Consciousness Assessment

Robert Zemeckis' 2020 remake of "The Witches" arrives as a film caught between its progressive intentions and catastrophic execution on matters of representation. The casting demonstrates a clear commitment to diversity, with Octavia Spencer anchoring the narrative as the grandmother and Chris Rock providing narration, while the screenplay by Kenya Barris suggests deliberate attention to social consciousness. The rural Alabama setting and the grandmother's protective relationship with her orphaned grandson provide space for genuine emotional resonance, particularly in how the film portrays intergenerational Black family bonds.

Yet the film's central controversy reveals the perils of superficial progressivism. The witches' redesigned physical characteristics, specifically their altered hands and grotesque body modifications, provoked substantial backlash from the disability community, who rightfully identified the depiction as perpetuating the harmful association between disability and villainy. Warner Bros. subsequently apologized for the offense caused. This represents a failure of cultural awareness that no amount of diverse casting can remediate, because it actively harms a marginalized group rather than simply excluding them.

The film attempts to balance family-friendly entertainment with visual horror, but its handling of disability transforms monstrous evil into a commentary on bodily difference. For a film co-written by someone known for progressive television work, this blind spot is particularly glaring. The result is a production that scores points for representation casting and some racial consciousness in its Southern setting and character dynamics, but loses substantial ground for its insensitive approach to neurodiversity and disability representation.
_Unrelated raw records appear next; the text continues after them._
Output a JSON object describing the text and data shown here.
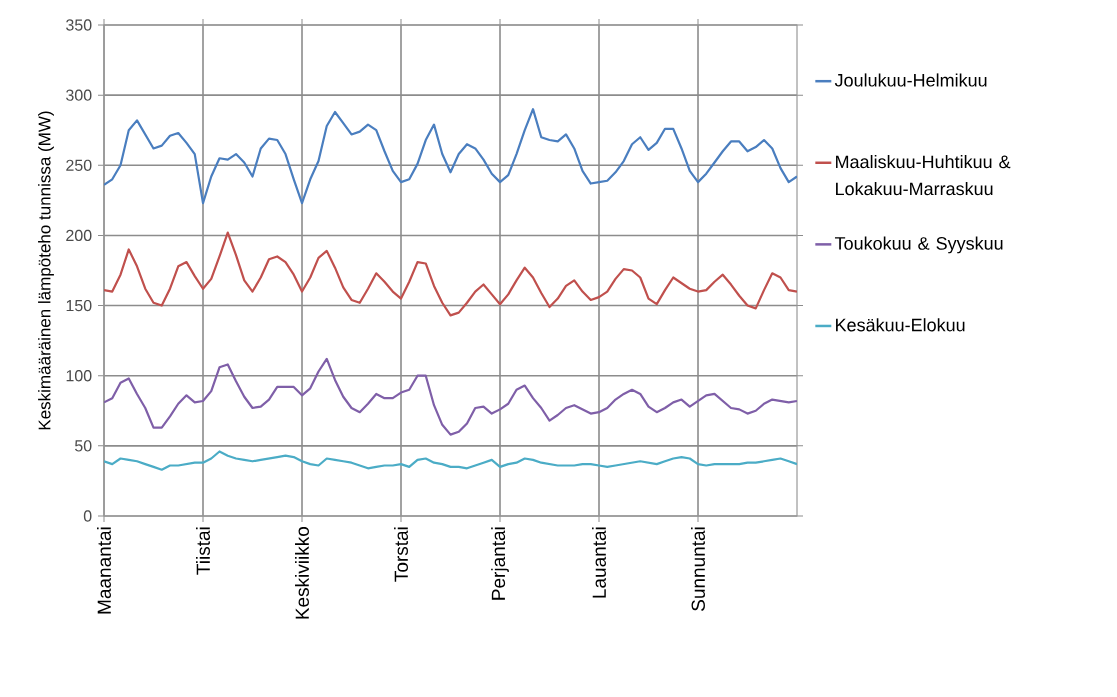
{
  "chart_data": {
    "type": "line",
    "ylabel": "Keskimääräinen lämpöteho tunnissa (MW)",
    "categories": [
      "Maanantai",
      null,
      null,
      null,
      null,
      null,
      null,
      null,
      null,
      null,
      null,
      null,
      "Tiistai",
      null,
      null,
      null,
      null,
      null,
      null,
      null,
      null,
      null,
      null,
      null,
      "Keskiviikko",
      null,
      null,
      null,
      null,
      null,
      null,
      null,
      null,
      null,
      null,
      null,
      "Torstai",
      null,
      null,
      null,
      null,
      null,
      null,
      null,
      null,
      null,
      null,
      null,
      "Perjantai",
      null,
      null,
      null,
      null,
      null,
      null,
      null,
      null,
      null,
      null,
      null,
      "Lauantai",
      null,
      null,
      null,
      null,
      null,
      null,
      null,
      null,
      null,
      null,
      null,
      "Sunnuntai",
      null,
      null,
      null,
      null,
      null,
      null,
      null,
      null,
      null,
      null,
      null,
      null
    ],
    "ylim": [
      0,
      350
    ],
    "yticks": [
      0,
      50,
      100,
      150,
      200,
      250,
      300,
      350
    ],
    "grid": true,
    "legend": "right",
    "series": [
      {
        "name": "Joulukuu-Helmikuu",
        "color": "#4a7ebf",
        "values": [
          236,
          240,
          250,
          275,
          282,
          272,
          262,
          264,
          271,
          273,
          266,
          258,
          223,
          242,
          255,
          254,
          258,
          252,
          242,
          262,
          269,
          268,
          258,
          240,
          223,
          240,
          253,
          278,
          288,
          280,
          272,
          274,
          279,
          275,
          260,
          246,
          238,
          240,
          251,
          268,
          279,
          258,
          245,
          258,
          265,
          262,
          254,
          244,
          238,
          243,
          258,
          275,
          290,
          270,
          268,
          267,
          272,
          262,
          246,
          237,
          238,
          239,
          245,
          253,
          265,
          270,
          261,
          266,
          276,
          276,
          262,
          246,
          238,
          244,
          252,
          260,
          267,
          267,
          260,
          263,
          268,
          262,
          248,
          238,
          242
        ]
      },
      {
        "name": "Maaliskuu-Huhtikuu & Lokakuu-Marraskuu",
        "color": "#c0504d",
        "values": [
          161,
          160,
          172,
          190,
          178,
          162,
          152,
          150,
          162,
          178,
          181,
          171,
          162,
          169,
          185,
          202,
          186,
          168,
          160,
          170,
          183,
          185,
          181,
          172,
          160,
          170,
          184,
          189,
          177,
          163,
          154,
          152,
          162,
          173,
          167,
          160,
          155,
          167,
          181,
          180,
          164,
          152,
          143,
          145,
          152,
          160,
          165,
          158,
          151,
          158,
          168,
          177,
          170,
          159,
          149,
          155,
          164,
          168,
          160,
          154,
          156,
          160,
          169,
          176,
          175,
          170,
          155,
          151,
          161,
          170,
          166,
          162,
          160,
          161,
          167,
          172,
          165,
          157,
          150,
          148,
          161,
          173,
          170,
          161,
          160
        ]
      },
      {
        "name": "Toukokuu & Syyskuu",
        "color": "#7f5fa8",
        "values": [
          81,
          84,
          95,
          98,
          87,
          77,
          63,
          63,
          71,
          80,
          86,
          81,
          82,
          89,
          106,
          108,
          96,
          85,
          77,
          78,
          83,
          92,
          92,
          92,
          86,
          91,
          103,
          112,
          97,
          85,
          77,
          74,
          80,
          87,
          84,
          84,
          88,
          90,
          100,
          100,
          79,
          65,
          58,
          60,
          66,
          77,
          78,
          73,
          76,
          80,
          90,
          93,
          84,
          77,
          68,
          72,
          77,
          79,
          76,
          73,
          74,
          77,
          83,
          87,
          90,
          87,
          78,
          74,
          77,
          81,
          83,
          78,
          82,
          86,
          87,
          82,
          77,
          76,
          73,
          75,
          80,
          83,
          82,
          81,
          82
        ]
      },
      {
        "name": "Kesäkuu-Elokuu",
        "color": "#4bacc6",
        "values": [
          39,
          37,
          41,
          40,
          39,
          37,
          35,
          33,
          36,
          36,
          37,
          38,
          38,
          41,
          46,
          43,
          41,
          40,
          39,
          40,
          41,
          42,
          43,
          42,
          39,
          37,
          36,
          41,
          40,
          39,
          38,
          36,
          34,
          35,
          36,
          36,
          37,
          35,
          40,
          41,
          38,
          37,
          35,
          35,
          34,
          36,
          38,
          40,
          35,
          37,
          38,
          41,
          40,
          38,
          37,
          36,
          36,
          36,
          37,
          37,
          36,
          35,
          36,
          37,
          38,
          39,
          38,
          37,
          39,
          41,
          42,
          41,
          37,
          36,
          37,
          37,
          37,
          37,
          38,
          38,
          39,
          40,
          41,
          39,
          37
        ]
      }
    ]
  }
}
Analysis generated by our Consciousness Algorithm

Critic Reviews

60%from 9 reviews
ABC Radio (Australia)70

The Witches is enormous fun, bringing new life to an old story.

Alexandra Heller-NicholasRead Full Review →
The Australian70

With Stanley Tucci very amusing as the hotel manager and Spencer giving a wonderfully warm performance, the film is never less than engaging.
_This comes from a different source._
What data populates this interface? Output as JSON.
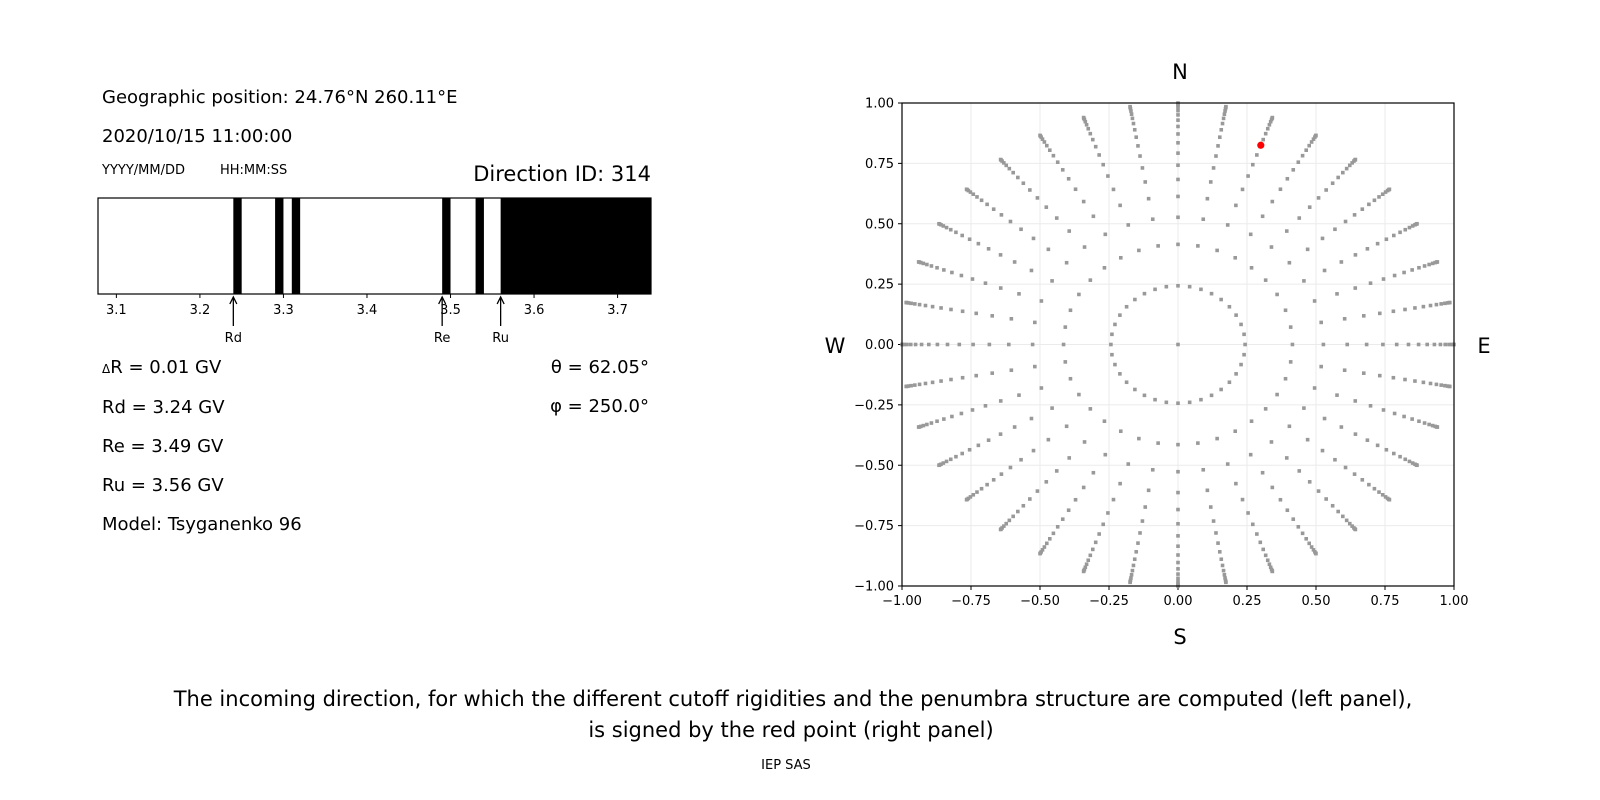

David StrattonRead Full Review →
The Hollywood Reporter~65

There's sufficient charm and invention to make it work, though the energy level could be more consistent and the climactic action less rushed.

David RooneyRead Full Review →
iNews.co.uk40

Robert Zemeckis's new adaptation of Roald Dahl's story is slick and dull.
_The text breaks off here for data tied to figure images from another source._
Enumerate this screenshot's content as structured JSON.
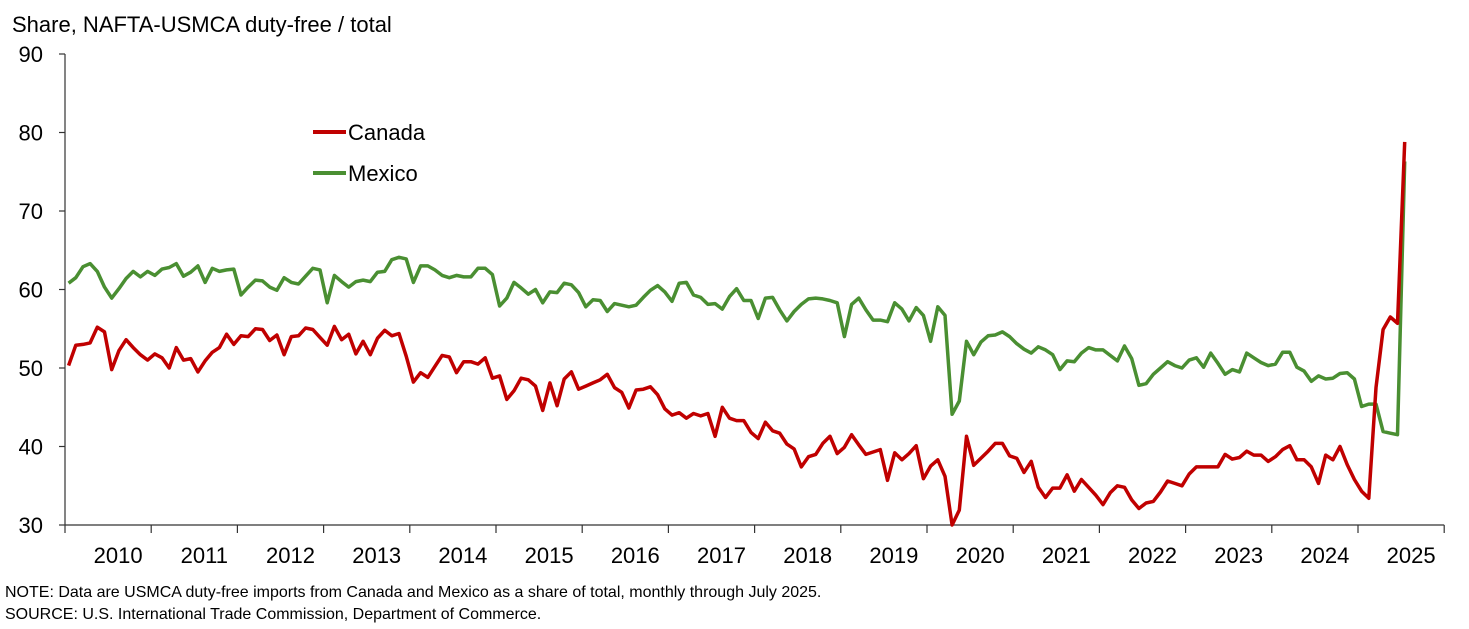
{
  "chart_data": {
    "type": "line",
    "title": "Share, NAFTA-USMCA duty-free / total",
    "xlabel": "",
    "ylabel": "Share, NAFTA-USMCA duty-free / total",
    "ylim": [
      30,
      90
    ],
    "yticks": [
      "30",
      "40",
      "50",
      "60",
      "70",
      "80",
      "90"
    ],
    "xlim": [
      "2010-01",
      "2025-12"
    ],
    "xticks": [
      "2010",
      "2011",
      "2012",
      "2013",
      "2014",
      "2015",
      "2016",
      "2017",
      "2018",
      "2019",
      "2020",
      "2021",
      "2022",
      "2023",
      "2024",
      "2025"
    ],
    "frequency": "monthly",
    "start": "2010-01",
    "grid": false,
    "legend": "upper-left-center",
    "series": [
      {
        "name": "Canada",
        "color": "#c00000",
        "values": [
          50.3,
          52.9,
          53.0,
          53.2,
          55.2,
          54.6,
          49.8,
          52.2,
          53.6,
          52.6,
          51.7,
          51.0,
          51.8,
          51.3,
          50.0,
          52.6,
          51.0,
          51.2,
          49.5,
          50.9,
          52.0,
          52.6,
          54.3,
          53.0,
          54.1,
          54.0,
          55.0,
          54.9,
          53.5,
          54.2,
          51.7,
          54.0,
          54.1,
          55.1,
          54.9,
          53.9,
          52.9,
          55.3,
          53.6,
          54.3,
          51.8,
          53.4,
          51.7,
          53.8,
          54.8,
          54.1,
          54.4,
          51.5,
          48.2,
          49.4,
          48.8,
          50.2,
          51.6,
          51.4,
          49.4,
          50.8,
          50.8,
          50.5,
          51.3,
          48.7,
          49.0,
          46.0,
          47.1,
          48.7,
          48.5,
          47.7,
          44.6,
          48.1,
          45.2,
          48.6,
          49.5,
          47.3,
          47.7,
          48.1,
          48.5,
          49.2,
          47.5,
          46.9,
          44.9,
          47.2,
          47.3,
          47.6,
          46.6,
          44.8,
          44.0,
          44.3,
          43.6,
          44.2,
          43.9,
          44.2,
          41.3,
          45.0,
          43.6,
          43.3,
          43.3,
          41.8,
          41.0,
          43.1,
          42.0,
          41.7,
          40.3,
          39.7,
          37.4,
          38.7,
          39.0,
          40.4,
          41.3,
          39.1,
          39.9,
          41.5,
          40.2,
          39.0,
          39.3,
          39.6,
          35.7,
          39.2,
          38.3,
          39.1,
          40.1,
          35.9,
          37.5,
          38.3,
          36.2,
          30.0,
          31.9,
          41.3,
          37.6,
          38.5,
          39.4,
          40.4,
          40.4,
          38.8,
          38.5,
          36.7,
          38.1,
          34.8,
          33.5,
          34.7,
          34.7,
          36.4,
          34.3,
          35.8,
          34.8,
          33.8,
          32.6,
          34.1,
          35.0,
          34.8,
          33.2,
          32.1,
          32.8,
          33.0,
          34.2,
          35.6,
          35.3,
          35.0,
          36.5,
          37.4,
          37.4,
          37.4,
          37.4,
          39.0,
          38.4,
          38.6,
          39.4,
          38.9,
          38.9,
          38.1,
          38.7,
          39.6,
          40.1,
          38.3,
          38.3,
          37.4,
          35.3,
          38.9,
          38.3,
          40.0,
          37.7,
          35.8,
          34.3,
          33.4,
          47.5,
          54.9,
          56.5,
          55.7,
          78.8
        ]
      },
      {
        "name": "Mexico",
        "color": "#4a8f32",
        "values": [
          60.8,
          61.5,
          62.9,
          63.3,
          62.3,
          60.3,
          58.9,
          60.1,
          61.4,
          62.3,
          61.6,
          62.3,
          61.8,
          62.6,
          62.8,
          63.3,
          61.7,
          62.2,
          63.0,
          60.9,
          62.7,
          62.3,
          62.5,
          62.6,
          59.3,
          60.3,
          61.2,
          61.1,
          60.3,
          59.9,
          61.5,
          60.9,
          60.7,
          61.7,
          62.7,
          62.5,
          58.3,
          61.8,
          61.0,
          60.3,
          61.0,
          61.2,
          61.0,
          62.2,
          62.3,
          63.8,
          64.1,
          63.9,
          60.9,
          63.0,
          63.0,
          62.5,
          61.8,
          61.5,
          61.8,
          61.6,
          61.6,
          62.7,
          62.7,
          61.9,
          57.9,
          58.9,
          60.9,
          60.2,
          59.4,
          60.0,
          58.3,
          59.7,
          59.6,
          60.8,
          60.6,
          59.6,
          57.8,
          58.7,
          58.6,
          57.2,
          58.2,
          58.0,
          57.8,
          58.0,
          59.0,
          59.9,
          60.5,
          59.7,
          58.5,
          60.8,
          60.9,
          59.3,
          59.0,
          58.1,
          58.2,
          57.5,
          59.1,
          60.1,
          58.6,
          58.6,
          56.3,
          58.9,
          59.0,
          57.4,
          56.0,
          57.2,
          58.1,
          58.8,
          58.9,
          58.8,
          58.6,
          58.3,
          54.0,
          58.1,
          58.9,
          57.4,
          56.1,
          56.1,
          55.9,
          58.3,
          57.5,
          56.0,
          57.7,
          56.7,
          53.4,
          57.8,
          56.7,
          44.1,
          45.8,
          53.4,
          51.7,
          53.3,
          54.1,
          54.2,
          54.6,
          54.0,
          53.1,
          52.4,
          51.9,
          52.7,
          52.3,
          51.7,
          49.8,
          50.9,
          50.8,
          51.9,
          52.6,
          52.3,
          52.3,
          51.6,
          50.9,
          52.8,
          51.2,
          47.8,
          48.0,
          49.2,
          50.0,
          50.8,
          50.3,
          50.0,
          51.0,
          51.3,
          50.1,
          51.9,
          50.6,
          49.2,
          49.8,
          49.5,
          51.9,
          51.3,
          50.7,
          50.3,
          50.5,
          52.0,
          52.0,
          50.1,
          49.6,
          48.3,
          49.0,
          48.6,
          48.7,
          49.3,
          49.4,
          48.6,
          45.1,
          45.4,
          45.4,
          41.9,
          41.7,
          41.5,
          76.3
        ]
      }
    ]
  },
  "header": {
    "title": "Share, NAFTA-USMCA duty-free / total"
  },
  "footer": {
    "note": "NOTE: Data are USMCA duty-free imports from Canada and Mexico as a share of total, monthly through July 2025.",
    "source": "SOURCE: U.S. International Trade Commission, Department of Commerce."
  }
}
Francesca SteeleRead Full Review →

Consciousness Markers

🎭
Representation Casting65

The film features diverse casting with Octavia Spencer in a prominent role as the grandmother and Chris Rock as narrator, demonstrating intentional representation efforts in a family film.

🏳️‍🌈
LGBTQ+ Themes0

No LGBTQ+ themes, characters, or representation are evident in the film.

👑
Feminist Agenda25

The grandmother is a strong protective figure, but the primary antagonist is female (Anne Hathaway's character), and the film does not engage substantively with feminist themes beyond basic character agency.

Racial Consciousness55

The film is set in rural Alabama in 1967, during the Civil Rights era, and features a predominantly Black family unit with Octavia Spencer's grandmother as a central figure. However, the film does not explicitly engage with historical racial dynamics of the period.

🌱
Climate Crusade0

No climate-related themes or environmental consciousness appears in this fantasy horror film.

💰
Eat the Rich0

The film contains no anti-capitalist messaging or critique of wealth and economic systems.

💗
Body Positivity0

The film does not promote body positivity; instead, bodily difference is portrayed as monstrous and villainous.

🧠
Neurodivergence5

The film's depiction of the witches' altered physicality was widely criticized as harmful disability representation, conflating bodily difference with evil rather than celebrating neurodivergence.

📖
Revisionist History10

The 1967 Alabama setting could acknowledge historical racism, but the film largely sidesteps substantive engagement with the era's racial context.

📢
Lecture Energy15

The film is primarily entertainment focused rather than preachy, though the grandmother's protective wisdom carries some moralizing about good versus evil.